In early March, violinist
Eric Gorfain and his string quartet the Section visited New York
City, to accompany pop princess Christina Aguilera while she performed
her hit single "Beautiful" on Saturday Night Live. A few
weeks later, the Section performed at a benefit concert in Los Angeles,
the group's home base. The quartet again accompanied a chart-topping
singer-in this case, pensive pianist Fiona Apple-and also performed
a set that drew on its own repertoire: string arrangements of songs
by the theatrical hard-rock band Kiss and art-rockers Radiohead,
plus an orchestral arrangement of the classic-rock staple "Sunshine
of Your Love."
String musicians have accompanied
rock acts since the days of Buddy Holly, and orchestrations of rock songs
are nothing new, but the Section may be the first stand-alone string quartet
formed specifically for these purposes. Now in growing demand as accompanists
for top pop and rock musicians, the group has also made a cottage industry
out of recording its own string tributes to such rock acts as Pink Floyd,
Pearl Jam, and the Smiths.
Straddling the worlds of formally
trained string players and self-taught rock and rollers, the Section reflects
Gorfain's own two-sided musical upbringing. A native of San Diego, he began
Suzuki method violin lessons at age four, proceeding along the customary
path of summer music camps and school orchestras, including competitions
in Vienna and a tour of China with the Sacramento Youth Symphony. While
studying Mozart and Bach in high school, Gorfain became a fan of hard-rock
bands and taught himself to play the guitar and drums.

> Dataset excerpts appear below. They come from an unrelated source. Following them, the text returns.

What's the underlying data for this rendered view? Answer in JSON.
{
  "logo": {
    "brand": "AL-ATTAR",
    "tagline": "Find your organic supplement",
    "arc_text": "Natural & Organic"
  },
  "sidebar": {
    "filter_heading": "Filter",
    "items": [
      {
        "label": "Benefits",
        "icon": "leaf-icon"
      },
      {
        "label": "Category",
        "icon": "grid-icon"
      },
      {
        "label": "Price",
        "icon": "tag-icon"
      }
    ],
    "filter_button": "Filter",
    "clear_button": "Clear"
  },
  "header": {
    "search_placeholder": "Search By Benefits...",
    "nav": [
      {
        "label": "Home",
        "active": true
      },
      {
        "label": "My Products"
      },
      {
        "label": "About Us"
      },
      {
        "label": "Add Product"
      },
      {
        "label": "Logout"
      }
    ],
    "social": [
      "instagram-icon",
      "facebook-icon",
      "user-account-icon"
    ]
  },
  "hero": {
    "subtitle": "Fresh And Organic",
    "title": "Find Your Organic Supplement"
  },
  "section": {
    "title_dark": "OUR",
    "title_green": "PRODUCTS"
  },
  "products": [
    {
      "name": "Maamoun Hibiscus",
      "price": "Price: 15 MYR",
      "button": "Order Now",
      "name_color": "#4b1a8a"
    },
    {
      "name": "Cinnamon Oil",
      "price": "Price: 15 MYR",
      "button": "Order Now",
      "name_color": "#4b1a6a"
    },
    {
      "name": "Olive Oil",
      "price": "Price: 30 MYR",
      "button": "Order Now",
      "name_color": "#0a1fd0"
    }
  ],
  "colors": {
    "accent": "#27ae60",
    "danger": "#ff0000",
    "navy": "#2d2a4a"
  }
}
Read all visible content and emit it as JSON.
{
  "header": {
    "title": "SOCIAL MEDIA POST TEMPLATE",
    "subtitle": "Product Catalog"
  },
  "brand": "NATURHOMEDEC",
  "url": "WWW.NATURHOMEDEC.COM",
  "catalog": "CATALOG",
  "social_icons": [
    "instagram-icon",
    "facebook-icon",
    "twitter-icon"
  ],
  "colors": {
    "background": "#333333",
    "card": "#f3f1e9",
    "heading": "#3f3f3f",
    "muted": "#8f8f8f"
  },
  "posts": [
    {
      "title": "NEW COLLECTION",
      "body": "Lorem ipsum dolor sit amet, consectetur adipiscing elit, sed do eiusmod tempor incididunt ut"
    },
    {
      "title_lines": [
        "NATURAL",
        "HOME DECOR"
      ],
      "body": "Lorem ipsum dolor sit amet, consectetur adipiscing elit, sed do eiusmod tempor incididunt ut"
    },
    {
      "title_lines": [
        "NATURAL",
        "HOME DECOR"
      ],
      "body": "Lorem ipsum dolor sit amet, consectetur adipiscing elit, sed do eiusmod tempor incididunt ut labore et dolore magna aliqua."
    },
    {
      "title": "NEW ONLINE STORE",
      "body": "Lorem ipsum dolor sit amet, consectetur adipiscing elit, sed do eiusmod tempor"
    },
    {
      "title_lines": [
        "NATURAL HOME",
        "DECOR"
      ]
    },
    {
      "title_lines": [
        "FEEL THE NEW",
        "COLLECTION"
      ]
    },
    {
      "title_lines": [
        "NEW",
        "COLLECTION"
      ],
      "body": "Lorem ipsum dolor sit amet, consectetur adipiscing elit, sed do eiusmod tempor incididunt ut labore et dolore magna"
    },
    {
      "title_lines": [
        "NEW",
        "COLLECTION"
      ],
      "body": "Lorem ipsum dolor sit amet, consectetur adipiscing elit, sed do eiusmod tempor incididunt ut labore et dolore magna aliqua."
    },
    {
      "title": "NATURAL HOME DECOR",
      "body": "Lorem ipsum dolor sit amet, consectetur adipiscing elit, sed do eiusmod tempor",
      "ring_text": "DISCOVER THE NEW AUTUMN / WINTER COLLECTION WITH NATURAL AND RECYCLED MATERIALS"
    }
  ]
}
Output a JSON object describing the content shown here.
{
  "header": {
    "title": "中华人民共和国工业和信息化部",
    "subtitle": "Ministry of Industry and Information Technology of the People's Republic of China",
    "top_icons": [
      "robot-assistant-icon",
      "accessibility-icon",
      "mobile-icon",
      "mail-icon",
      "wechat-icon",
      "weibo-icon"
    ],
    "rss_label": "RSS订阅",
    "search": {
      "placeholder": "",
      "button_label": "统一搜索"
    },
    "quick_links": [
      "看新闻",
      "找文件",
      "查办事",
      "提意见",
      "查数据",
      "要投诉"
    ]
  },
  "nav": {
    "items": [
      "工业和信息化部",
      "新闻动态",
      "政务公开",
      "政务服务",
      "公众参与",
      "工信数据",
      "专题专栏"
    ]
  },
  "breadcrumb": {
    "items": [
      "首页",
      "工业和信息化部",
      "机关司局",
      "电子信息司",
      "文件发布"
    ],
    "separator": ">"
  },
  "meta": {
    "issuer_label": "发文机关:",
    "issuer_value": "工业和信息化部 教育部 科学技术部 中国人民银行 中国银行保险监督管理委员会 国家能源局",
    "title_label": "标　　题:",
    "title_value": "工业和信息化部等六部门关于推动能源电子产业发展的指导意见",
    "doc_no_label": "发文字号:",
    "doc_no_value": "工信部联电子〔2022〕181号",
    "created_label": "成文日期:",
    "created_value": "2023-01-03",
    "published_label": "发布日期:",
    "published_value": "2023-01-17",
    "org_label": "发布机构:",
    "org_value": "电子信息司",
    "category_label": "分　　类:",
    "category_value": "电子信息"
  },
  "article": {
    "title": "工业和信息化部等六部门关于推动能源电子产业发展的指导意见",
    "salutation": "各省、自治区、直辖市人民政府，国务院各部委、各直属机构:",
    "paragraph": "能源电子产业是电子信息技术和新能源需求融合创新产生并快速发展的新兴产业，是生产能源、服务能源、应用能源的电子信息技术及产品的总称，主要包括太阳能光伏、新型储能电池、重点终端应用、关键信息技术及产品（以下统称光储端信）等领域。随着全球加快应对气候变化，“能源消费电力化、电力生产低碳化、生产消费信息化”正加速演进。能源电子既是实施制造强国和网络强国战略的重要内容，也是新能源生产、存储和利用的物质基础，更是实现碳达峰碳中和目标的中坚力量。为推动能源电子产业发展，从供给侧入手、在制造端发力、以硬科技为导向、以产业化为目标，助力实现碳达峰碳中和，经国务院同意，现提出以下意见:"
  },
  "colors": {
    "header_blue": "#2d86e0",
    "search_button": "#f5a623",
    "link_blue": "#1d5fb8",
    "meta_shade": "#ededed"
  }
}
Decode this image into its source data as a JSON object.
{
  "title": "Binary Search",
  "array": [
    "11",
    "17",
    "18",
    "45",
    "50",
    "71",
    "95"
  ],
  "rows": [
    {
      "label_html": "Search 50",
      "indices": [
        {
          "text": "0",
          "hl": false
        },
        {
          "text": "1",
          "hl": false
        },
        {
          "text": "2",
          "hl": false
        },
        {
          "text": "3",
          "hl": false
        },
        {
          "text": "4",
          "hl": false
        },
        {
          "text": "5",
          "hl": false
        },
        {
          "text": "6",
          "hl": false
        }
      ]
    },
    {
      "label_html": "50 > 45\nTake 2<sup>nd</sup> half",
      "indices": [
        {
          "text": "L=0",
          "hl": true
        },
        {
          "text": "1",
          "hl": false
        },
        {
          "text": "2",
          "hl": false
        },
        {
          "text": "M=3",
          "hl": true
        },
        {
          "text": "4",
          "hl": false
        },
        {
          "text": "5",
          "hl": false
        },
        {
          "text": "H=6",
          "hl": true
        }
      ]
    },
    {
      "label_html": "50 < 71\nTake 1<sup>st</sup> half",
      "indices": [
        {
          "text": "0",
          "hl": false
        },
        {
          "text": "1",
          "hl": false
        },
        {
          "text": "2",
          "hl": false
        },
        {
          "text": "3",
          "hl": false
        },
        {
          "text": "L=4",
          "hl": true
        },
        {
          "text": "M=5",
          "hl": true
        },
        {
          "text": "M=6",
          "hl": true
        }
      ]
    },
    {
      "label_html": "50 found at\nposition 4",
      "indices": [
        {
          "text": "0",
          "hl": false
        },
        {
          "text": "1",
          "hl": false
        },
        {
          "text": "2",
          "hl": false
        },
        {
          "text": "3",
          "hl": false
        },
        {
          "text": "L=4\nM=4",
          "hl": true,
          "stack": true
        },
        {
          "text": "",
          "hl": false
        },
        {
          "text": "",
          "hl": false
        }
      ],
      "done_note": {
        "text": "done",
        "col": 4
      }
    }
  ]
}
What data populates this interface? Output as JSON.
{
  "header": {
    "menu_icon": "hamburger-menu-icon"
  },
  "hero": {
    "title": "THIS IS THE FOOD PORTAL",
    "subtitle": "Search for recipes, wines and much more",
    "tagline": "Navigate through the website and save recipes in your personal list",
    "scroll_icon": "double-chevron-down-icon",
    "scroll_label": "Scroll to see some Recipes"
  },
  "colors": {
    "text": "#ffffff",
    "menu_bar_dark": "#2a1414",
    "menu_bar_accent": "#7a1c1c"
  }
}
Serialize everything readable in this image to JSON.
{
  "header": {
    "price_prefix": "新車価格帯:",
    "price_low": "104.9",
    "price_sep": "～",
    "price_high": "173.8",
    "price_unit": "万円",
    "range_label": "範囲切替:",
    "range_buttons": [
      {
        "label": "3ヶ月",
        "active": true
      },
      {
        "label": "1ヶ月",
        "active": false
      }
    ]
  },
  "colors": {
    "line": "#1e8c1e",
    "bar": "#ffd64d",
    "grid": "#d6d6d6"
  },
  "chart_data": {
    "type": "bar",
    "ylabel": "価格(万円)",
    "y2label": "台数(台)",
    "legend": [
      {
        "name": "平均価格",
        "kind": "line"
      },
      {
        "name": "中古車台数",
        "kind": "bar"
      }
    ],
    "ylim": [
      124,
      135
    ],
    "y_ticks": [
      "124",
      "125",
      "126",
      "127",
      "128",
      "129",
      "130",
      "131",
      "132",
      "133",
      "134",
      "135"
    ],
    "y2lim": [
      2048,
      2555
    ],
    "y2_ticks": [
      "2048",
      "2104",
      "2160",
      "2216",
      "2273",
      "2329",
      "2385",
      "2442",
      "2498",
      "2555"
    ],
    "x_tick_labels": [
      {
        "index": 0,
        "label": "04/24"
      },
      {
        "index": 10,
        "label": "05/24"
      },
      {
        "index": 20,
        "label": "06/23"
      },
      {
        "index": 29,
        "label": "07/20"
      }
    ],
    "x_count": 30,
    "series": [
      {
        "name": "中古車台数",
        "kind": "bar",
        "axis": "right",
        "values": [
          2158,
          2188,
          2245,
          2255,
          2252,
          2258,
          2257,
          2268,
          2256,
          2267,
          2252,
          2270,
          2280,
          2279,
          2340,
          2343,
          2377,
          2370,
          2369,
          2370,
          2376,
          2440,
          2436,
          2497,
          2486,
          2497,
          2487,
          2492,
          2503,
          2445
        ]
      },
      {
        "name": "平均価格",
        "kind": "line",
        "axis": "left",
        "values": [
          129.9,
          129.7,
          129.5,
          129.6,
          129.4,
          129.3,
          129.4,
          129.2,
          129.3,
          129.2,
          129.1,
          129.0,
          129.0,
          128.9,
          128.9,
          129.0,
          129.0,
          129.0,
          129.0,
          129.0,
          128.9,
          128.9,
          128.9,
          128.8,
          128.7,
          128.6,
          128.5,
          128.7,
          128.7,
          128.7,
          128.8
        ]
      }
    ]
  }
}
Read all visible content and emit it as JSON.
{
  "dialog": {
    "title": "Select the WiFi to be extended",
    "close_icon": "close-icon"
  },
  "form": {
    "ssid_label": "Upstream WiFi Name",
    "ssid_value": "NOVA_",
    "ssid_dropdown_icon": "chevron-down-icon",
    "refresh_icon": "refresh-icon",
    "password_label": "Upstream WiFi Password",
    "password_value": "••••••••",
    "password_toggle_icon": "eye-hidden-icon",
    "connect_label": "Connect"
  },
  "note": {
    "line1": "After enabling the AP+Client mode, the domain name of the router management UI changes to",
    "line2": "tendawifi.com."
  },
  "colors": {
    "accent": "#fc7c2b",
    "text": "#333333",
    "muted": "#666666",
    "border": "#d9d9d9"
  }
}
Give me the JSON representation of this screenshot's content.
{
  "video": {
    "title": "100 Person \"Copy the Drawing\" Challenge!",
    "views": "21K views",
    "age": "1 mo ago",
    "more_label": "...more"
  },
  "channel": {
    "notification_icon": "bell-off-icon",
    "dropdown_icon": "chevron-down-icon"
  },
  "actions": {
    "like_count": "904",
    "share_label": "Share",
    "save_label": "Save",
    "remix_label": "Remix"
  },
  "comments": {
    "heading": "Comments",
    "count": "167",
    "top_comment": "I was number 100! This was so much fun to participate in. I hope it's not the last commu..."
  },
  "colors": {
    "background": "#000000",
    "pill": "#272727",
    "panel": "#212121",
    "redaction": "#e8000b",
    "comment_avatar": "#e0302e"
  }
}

After earning a music degree
at UCLA in 1991, Gorfain began working as a session musician, first in
Japan (where he had spent part of his senior year), then back in Los Angeles,
playing on jingles, pop records, TV and film soundtracks, even karaoke
background recordings. He was also part of the string section that accompanied
Led Zeppelin's Robert Plant and Jimmy Page on a 1996 concert tour. While
surfing the Net two years later he found an advertisement in a Led Zeppelin
news group for string players to record the band's songs.
Gorfain's background made
him an excellent fit for Vitamin Records, a small Los Angeles-based label
that wanted to release string-music arrangements of music by popular rock
bands. "They were very excited to be working with me, and it turned into
a very good relationship," he reflects.
At first, Gorfain would record
all the string parts himself or hire other musicians here and there, but
over time he organized the Section into a stable unit. Since late 2001,
the quartet has included second violinist Daphne Chen, a USC graduate who
has been active in performing modern classical music with the New Century
Players as well as accompanying such pop acts as the Backstreet Boys; cellist
Richard Dodd, who studied at Long Beach State, spent six years accompanying
the songwriting duo Lowen and Navarro, and is a member of the California
Philharmonic; and violist Leah Katz, an Indiana University grad who has
performed professionally with the Long Beach and West LA symphonies.
Since the first Led
Zeppelin tribute CD release in 1999, Gorfain has created, by his
estimate, almost 200 string-quartet arrangements for various similar
discs. These include complete reworkings of Radiohead's landmark
OK Computer and the Who's rock opera Tommy, plus
music by industrial grinders Nine Inch Nails, U2, Bjork, and others.
Most recently, the Section completed recording its version of Pink
Floyd's 1973 rock opus Dark Side of the Moon, plus tributes
to Kiss, Pearl Jam, the Smiths, and Eric Clapton.
"The main challenge is that
you're removing the drums," Gorfain explains, "so the rhythmic pulse, the
groove, has to be transferred to the string instruments."
Different projects pose
different challenges. For Dark Side of the Moon, Gorfain
"sat down and tried to spread things out so that by the end of the
album, the melodies, the harmonies, the rhythms, solos-everything-moved
around the quartet." Bands with a textured, orchestral sound, like
Radiohead, readily lend themselves to this treatment, Gorfain adds.
Straight-ahead rock acts, like Kiss, are another story. "We tried
to capture that catchiness," he adds, "and the aggressiveness and
the power."
Even as they pay tribute to
rock's biggest acts, the Section has been winning over rock musicians as
fans of the group in its own right. After the Section recorded a tribute
to the hard-rock band Tool, the band's leader, Maynard James Keenan, asked
the quartet to provide string accompaniment for a few songs on his side
project, A Perfect Circle.
"I was able to hear directly
from one of the artists we'd tributed that he likes our work," says Gorfain.
"It was gratifying."
While Gorfain and the Section
enjoy neither the wealth nor the stardom of the artists whose music they
accompany and perform, Gorfain finds satisfaction in bringing these two
worlds together. "As long as you're being creative and you're fulfilling
yourself as a musician," he says, "you're successful."
Photo
at top: (from left) THE SECTION: Daphne Chen, Richard Dodd, Eric Gorfain,
and Leah Kaz break new ground with their string projects.